Только для Ермолова с той поры начался будто какой-то катастрофический отсчет. Как если бы невидимой рукой запущен был неведомый таймер, щелкавший на циферблате время до будущего срока, когда и наступит всему полный крах. И самое гнусное из всего заключалось в том, что сам Ермолов ни о чем не знал и потому все бесплодно надеялся. На собственные силы и умения, на скрупулезный расчет, и что назавтра плохое переменится на хорошее, и что кольцо, вдруг начавшее сжиматься на шее у страны, вверенной в его управление, удастся расцепить. Он мог ничего не предпринимать совершенно, прожигать жизнь и разбазаривать государственные ценности в угаре мотовства, мог даже пьяный плясать с девками на Красной площади и посылать на три буквы всю мировую общественность вместе взятую. Все равно хуже бы не было. А он завинчивал расшатавшиеся гайки, собирал по кусочку, что еще можно было собрать, уговаривал и умолял разуверившихся, а где надо и сажал без жалости обнаглевших. Он смог построить заново, пусть и без прежнего великолепия, зато достаточно прочно, а за великолепием дело не станет, только дайте срок. Но срока Ермолову не дали.
Вскоре начались ползучие неприятности. Помаленьку, полегоньку. И все они шли ровными рядами извне. И чем более укреплял он государственные стены изнутри, тем сильнее наваливались на них вороги снаружи. Будто канат перетягивали. И все под предлогами благовидными. Народ – тот, конечно, был за Ермолова. Ему, народу, то есть, русскому испокон веков чего надобно-то? От демократии подальше, к царю поближе. Только весь народ с собой в Совбез ООН не приведешь, места там не хватит. И для них, высоколобых конституционных западных засранцев, что народ, что баран – синонимы. Министр катит в присутственное место для службы государственной на велосипеде, и все рады. А то, что набрешет как худая собака с три короба, а после и даст приют черкесам-террористам, так то демократия. А в России, дескать, грязь, взятки да бесправная нищета. Но это только до той поры, как природный газ на две копейки вздорожает. Тут уж тебя и в зад поцелуют, и на брюхе проползут. Потому как одним куском из той же погрязшей в антигуманных грехах России и сыты бывают. Что же, давал он и газ, давал и нефть, и на потеху говорил красивые слова. А надо было кулаком промеж глаз, все равно добра не вышло, так теперь, перед концом света, хоть стыда бы перед людьми не оставалось.

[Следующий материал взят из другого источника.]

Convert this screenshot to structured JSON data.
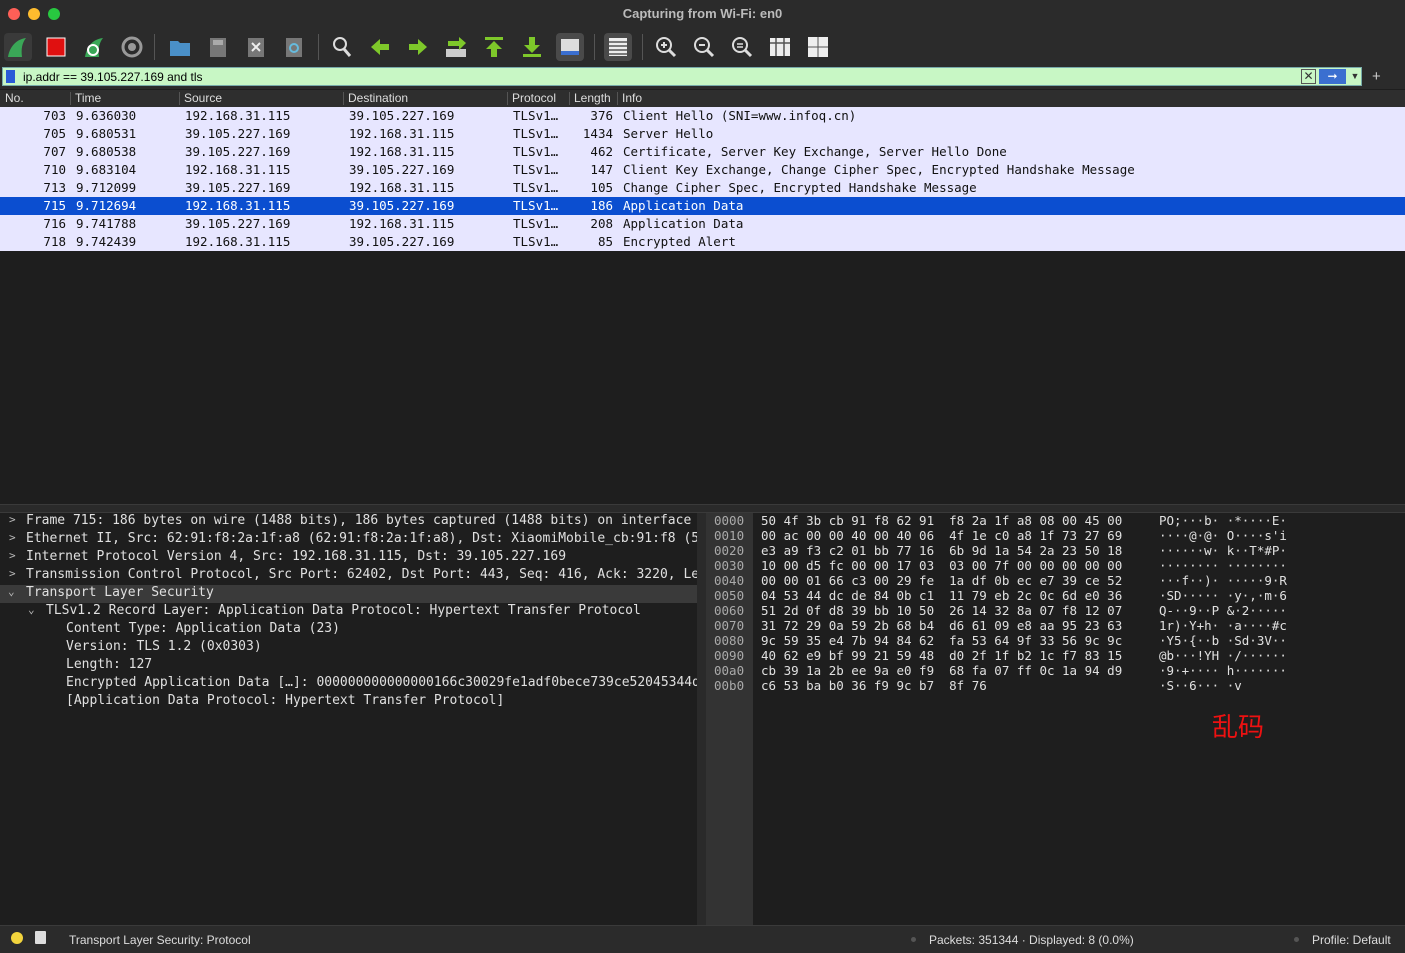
{
  "window": {
    "title": "Capturing from Wi-Fi: en0"
  },
  "toolbar": {
    "icons": [
      "shark-fin-start-icon",
      "stop-capture-icon",
      "restart-capture-icon",
      "capture-options-icon",
      "open-file-icon",
      "save-file-icon",
      "close-file-icon",
      "reload-file-icon",
      "find-packet-icon",
      "go-back-icon",
      "go-forward-icon",
      "go-to-packet-icon",
      "first-packet-icon",
      "last-packet-icon",
      "autoscroll-icon",
      "colorize-icon",
      "zoom-in-icon",
      "zoom-out-icon",
      "zoom-normal-icon",
      "resize-columns-icon",
      "layout-icon"
    ]
  },
  "filter": {
    "value": "ip.addr == 39.105.227.169 and tls",
    "add_label": "+"
  },
  "columns": [
    "No.",
    "Time",
    "Source",
    "Destination",
    "Protocol",
    "Length",
    "Info"
  ],
  "packets": [
    {
      "no": "703",
      "time": "9.636030",
      "src": "192.168.31.115",
      "dst": "39.105.227.169",
      "proto": "TLSv1…",
      "len": "376",
      "info": "Client Hello (SNI=www.infoq.cn)"
    },
    {
      "no": "705",
      "time": "9.680531",
      "src": "39.105.227.169",
      "dst": "192.168.31.115",
      "proto": "TLSv1…",
      "len": "1434",
      "info": "Server Hello"
    },
    {
      "no": "707",
      "time": "9.680538",
      "src": "39.105.227.169",
      "dst": "192.168.31.115",
      "proto": "TLSv1…",
      "len": "462",
      "info": "Certificate, Server Key Exchange, Server Hello Done"
    },
    {
      "no": "710",
      "time": "9.683104",
      "src": "192.168.31.115",
      "dst": "39.105.227.169",
      "proto": "TLSv1…",
      "len": "147",
      "info": "Client Key Exchange, Change Cipher Spec, Encrypted Handshake Message"
    },
    {
      "no": "713",
      "time": "9.712099",
      "src": "39.105.227.169",
      "dst": "192.168.31.115",
      "proto": "TLSv1…",
      "len": "105",
      "info": "Change Cipher Spec, Encrypted Handshake Message"
    },
    {
      "no": "715",
      "time": "9.712694",
      "src": "192.168.31.115",
      "dst": "39.105.227.169",
      "proto": "TLSv1…",
      "len": "186",
      "info": "Application Data"
    },
    {
      "no": "716",
      "time": "9.741788",
      "src": "39.105.227.169",
      "dst": "192.168.31.115",
      "proto": "TLSv1…",
      "len": "208",
      "info": "Application Data"
    },
    {
      "no": "718",
      "time": "9.742439",
      "src": "192.168.31.115",
      "dst": "39.105.227.169",
      "proto": "TLSv1…",
      "len": "85",
      "info": "Encrypted Alert"
    }
  ],
  "selected_packet": "715",
  "details": [
    {
      "indent": 0,
      "chevron": ">",
      "text": "Frame 715: 186 bytes on wire (1488 bits), 186 bytes captured (1488 bits) on interface"
    },
    {
      "indent": 0,
      "chevron": ">",
      "text": "Ethernet II, Src: 62:91:f8:2a:1f:a8 (62:91:f8:2a:1f:a8), Dst: XiaomiMobile_cb:91:f8 (5"
    },
    {
      "indent": 0,
      "chevron": ">",
      "text": "Internet Protocol Version 4, Src: 192.168.31.115, Dst: 39.105.227.169"
    },
    {
      "indent": 0,
      "chevron": ">",
      "text": "Transmission Control Protocol, Src Port: 62402, Dst Port: 443, Seq: 416, Ack: 3220, Le"
    },
    {
      "indent": 0,
      "chevron": "v",
      "text": "Transport Layer Security"
    },
    {
      "indent": 1,
      "chevron": "v",
      "text": "TLSv1.2 Record Layer: Application Data Protocol: Hypertext Transfer Protocol"
    },
    {
      "indent": 2,
      "chevron": "",
      "text": "Content Type: Application Data (23)"
    },
    {
      "indent": 2,
      "chevron": "",
      "text": "Version: TLS 1.2 (0x0303)"
    },
    {
      "indent": 2,
      "chevron": "",
      "text": "Length: 127"
    },
    {
      "indent": 2,
      "chevron": "",
      "text": "Encrypted Application Data […]: 000000000000000166c30029fe1adf0bece739ce52045344d"
    },
    {
      "indent": 2,
      "chevron": "",
      "text": "[Application Data Protocol: Hypertext Transfer Protocol]"
    }
  ],
  "hex": [
    {
      "off": "0000",
      "bytes": "50 4f 3b cb 91 f8 62 91  f8 2a 1f a8 08 00 45 00",
      "ascii": "PO;···b· ·*····E·"
    },
    {
      "off": "0010",
      "bytes": "00 ac 00 00 40 00 40 06  4f 1e c0 a8 1f 73 27 69",
      "ascii": "····@·@· O····s'i"
    },
    {
      "off": "0020",
      "bytes": "e3 a9 f3 c2 01 bb 77 16  6b 9d 1a 54 2a 23 50 18",
      "ascii": "······w· k··T*#P·"
    },
    {
      "off": "0030",
      "bytes": "10 00 d5 fc 00 00 17 03  03 00 7f 00 00 00 00 00",
      "ascii": "········ ········"
    },
    {
      "off": "0040",
      "bytes": "00 00 01 66 c3 00 29 fe  1a df 0b ec e7 39 ce 52",
      "ascii": "···f··)· ·····9·R"
    },
    {
      "off": "0050",
      "bytes": "04 53 44 dc de 84 0b c1  11 79 eb 2c 0c 6d e0 36",
      "ascii": "·SD····· ·y·,·m·6"
    },
    {
      "off": "0060",
      "bytes": "51 2d 0f d8 39 bb 10 50  26 14 32 8a 07 f8 12 07",
      "ascii": "Q-··9··P &·2·····"
    },
    {
      "off": "0070",
      "bytes": "31 72 29 0a 59 2b 68 b4  d6 61 09 e8 aa 95 23 63",
      "ascii": "1r)·Y+h· ·a····#c"
    },
    {
      "off": "0080",
      "bytes": "9c 59 35 e4 7b 94 84 62  fa 53 64 9f 33 56 9c 9c",
      "ascii": "·Y5·{··b ·Sd·3V··"
    },
    {
      "off": "0090",
      "bytes": "40 62 e9 bf 99 21 59 48  d0 2f 1f b2 1c f7 83 15",
      "ascii": "@b···!YH ·/······"
    },
    {
      "off": "00a0",
      "bytes": "cb 39 1a 2b ee 9a e0 f9  68 fa 07 ff 0c 1a 94 d9",
      "ascii": "·9·+···· h·······"
    },
    {
      "off": "00b0",
      "bytes": "c6 53 ba b0 36 f9 9c b7  8f 76",
      "ascii": "·S··6··· ·v"
    }
  ],
  "annotation": "乱码",
  "status": {
    "left": "Transport Layer Security: Protocol",
    "packets": "Packets: 351344 · Displayed: 8 (0.0%)",
    "profile": "Profile: Default"
  }
}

И мучили Ермолова видения. Не часто, но приходили. И всегда об одном и том же, только в вариациях различных. Порой мерещился ему худой старик с раздвоенной седой бородой, потрясавший кулаками в воздухе, свирепый и безумный. Лицо его Ермолову было незнакомо, но проступало отчетливо. А после обычно случался все тот же ребенок, в пламени пожара страшно горевший, уже без кожи, прижимавший обугленные ручки в смертной тоске к тому черно-кровавому, что некогда было его тельцем. От этого видения Ермолова всегда бросало в дрожь. Ребенка, а Ермолов откуда-то знал наверное, что это мальчик, жаль ему было до сердечной слезы и хотелось прекратить его и свои мучения. Но мальчик приходил к нему вновь и вновь, и всегда потом Ермолов чуть ли не впадал в обморочное состояние от тошноты и гложущей тоски, и кружилась голова, словно свалился только что с дикой карусели.
Страшный змей, некогда пожравший его в воображении, навещал с тех пор Ермолова еще трижды. И всегда при особенно неприятных впечатлениях. Ермолов уверен был, что всё от нервов, но даже и с Поляковым откровенничать не хотел. Отчего-то именно эта галлюцинация казалась ему делом сугубо личным, и значит, справиться с ней Ермолов должен сам. К тому же по странному наваждению он уверял себя, что клубящееся змеевидное чудище отстанет от него само собой, когда кончатся лихие времена, а пока он, Ермолов, тоже платит цену за всеобщее счастье. И от страданий, которые причиняли ему видения змея и горящего ребенка, Ермолову становилось легче, будто мученику, который уже решился взойти на костер и надеется только, что от смерти его выйдет общая польза.